「システムって、一定期間後にすべて作り直すものなんですか」。20年ほど前の話だが、あるコンピュータメーカーのベテラン営業担当者を取材していた時、思わずこう言ってしまった。システムエンジニア(SE)が苦労して作ったシステムの寿命が案外短いことに驚いたのである。

 「オンラインシステムがよれよれになる」。この表現を聞いたのも、その営業担当者からであった。企業の情報システムについて詳しくない、と正直に言ったところ、彼は次のように説明してくれた。

 「新しいオンラインシステムを開発して動かしますね。最初はぴかぴかです。でも、使っているうちに、一部を直したり、新しい機能を追加したりします。するとだんだん、プログラムが傷んできます。10年も使ったら、よれよれでもう直しようがなくなる。そのころには最新のコンピュータが発売されていますから、それを買ってもらって、プログラムをまた一から作るわけです」。

 「せっかく使ってきたプログラムなのに、一部でいいから再利用できないのですか」と聞いてみた。答えは「無理をすればできるが、かえって金がかかる。全部作り直したほうが安くつく」というものだった。

鶴は千年、オンラインは十年

 「本当のことを言えば、お客さんがシステムに求める要件は、10年くらいではそう大きく変わらないのです。ただし、よれよれのプログラムを直し続けるには限界があります。しかも最新コンピュータを使うとなると、DB/DC(データベース/データ通信、今でいうところのミドルウエア)が新しくなっていますから、古いプログラムはそのままでは動かないのです」。
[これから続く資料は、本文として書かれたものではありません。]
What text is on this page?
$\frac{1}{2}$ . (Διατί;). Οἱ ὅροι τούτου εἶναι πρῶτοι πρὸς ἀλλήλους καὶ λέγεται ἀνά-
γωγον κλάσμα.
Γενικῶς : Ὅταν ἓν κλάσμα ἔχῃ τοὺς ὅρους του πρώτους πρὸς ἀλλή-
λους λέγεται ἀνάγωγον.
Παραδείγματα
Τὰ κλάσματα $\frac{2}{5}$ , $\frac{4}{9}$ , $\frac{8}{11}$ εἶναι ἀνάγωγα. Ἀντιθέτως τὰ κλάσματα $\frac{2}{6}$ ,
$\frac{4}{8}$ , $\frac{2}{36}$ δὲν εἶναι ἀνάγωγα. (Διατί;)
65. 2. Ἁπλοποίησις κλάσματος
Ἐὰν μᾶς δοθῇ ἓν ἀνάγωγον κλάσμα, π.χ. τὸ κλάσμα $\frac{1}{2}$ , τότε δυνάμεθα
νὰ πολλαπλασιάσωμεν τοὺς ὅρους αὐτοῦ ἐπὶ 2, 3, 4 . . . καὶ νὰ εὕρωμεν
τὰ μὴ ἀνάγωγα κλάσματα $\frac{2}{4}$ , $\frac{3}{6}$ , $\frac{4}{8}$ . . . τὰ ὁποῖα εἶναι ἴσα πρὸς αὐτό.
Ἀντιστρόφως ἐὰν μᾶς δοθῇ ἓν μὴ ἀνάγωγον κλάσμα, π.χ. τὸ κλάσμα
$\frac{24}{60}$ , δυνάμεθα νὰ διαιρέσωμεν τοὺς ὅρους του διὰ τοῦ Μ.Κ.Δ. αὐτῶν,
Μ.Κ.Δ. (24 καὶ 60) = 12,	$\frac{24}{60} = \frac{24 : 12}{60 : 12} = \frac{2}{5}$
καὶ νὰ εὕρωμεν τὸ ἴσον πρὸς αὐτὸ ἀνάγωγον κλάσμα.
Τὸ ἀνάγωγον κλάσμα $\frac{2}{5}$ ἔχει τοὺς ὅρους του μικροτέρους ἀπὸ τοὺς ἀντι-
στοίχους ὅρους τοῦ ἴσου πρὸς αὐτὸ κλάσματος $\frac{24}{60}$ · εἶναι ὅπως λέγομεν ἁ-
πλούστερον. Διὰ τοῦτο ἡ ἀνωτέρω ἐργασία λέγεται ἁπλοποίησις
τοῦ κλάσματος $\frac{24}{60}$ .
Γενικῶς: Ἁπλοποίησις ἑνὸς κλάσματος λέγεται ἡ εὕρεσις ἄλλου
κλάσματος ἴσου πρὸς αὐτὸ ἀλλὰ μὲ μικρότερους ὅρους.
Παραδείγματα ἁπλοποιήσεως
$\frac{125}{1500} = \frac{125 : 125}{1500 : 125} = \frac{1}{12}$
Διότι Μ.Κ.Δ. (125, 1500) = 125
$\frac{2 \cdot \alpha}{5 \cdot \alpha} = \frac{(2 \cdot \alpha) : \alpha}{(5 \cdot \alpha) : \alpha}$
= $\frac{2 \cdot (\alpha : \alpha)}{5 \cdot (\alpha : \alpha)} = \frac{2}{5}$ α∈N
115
 「どうせ全部作り直すのだから、今回のようにメーカーを替えてしまえ、となるわけですね」と相槌を打つと、その営業担当者は一瞬黙り込んだ。取材した目的は、失敗事例の事実確認だった。ある金融機関が勘定系システムを作り直す際、ホストコンピュータを従来とは別のメーカー製品に切り替えたところ、システム開発で苦労しているらしいという話である。

 「裏をとってこい」。先輩記者からこう言われ、長年その金融機関を担当してきたメーカー、つまり商談で負けたメーカーに取材に行った。取材を受けてくれた営業担当者は以前、その金融機関の勘定系システムを担当していたSEであった。メーカーの切り替えに話が及ぶと、SEらしい慎重な答えが返ってきた。

 「お客さんが決めたことですから、私からは何とも言いようがありません。一般論として、オンラインシステムの更新時期は商談のチャンスと言えます。他メーカーのコンピュータを使っているお客さんがオンラインの作り直しを考え出した頃、私も攻めに行きますから」。

 「システム切り替えに失敗。窓口で混乱」。その金融機関が勘定系システムの切り替えに失敗したという内容の新聞記事が出たのは、取材の数カ月後だった。商談に勝ったメーカーは、負けたメーカーが作ってきたプログラムをひもとき、新しいコンピュータ上でプログラムを開発したが、細かい点が分からなかったらしく、切り替え日にシステムが使えない事態に陥った。

 「新しいコンピュータを使おうとすると、今まで作ってきたプログラムは作り直しになる。プログラムを作るメーカーを切り替えるとトラブルが起きる。情報システムとはなんとも大変な世界だなあ」と思ったものである。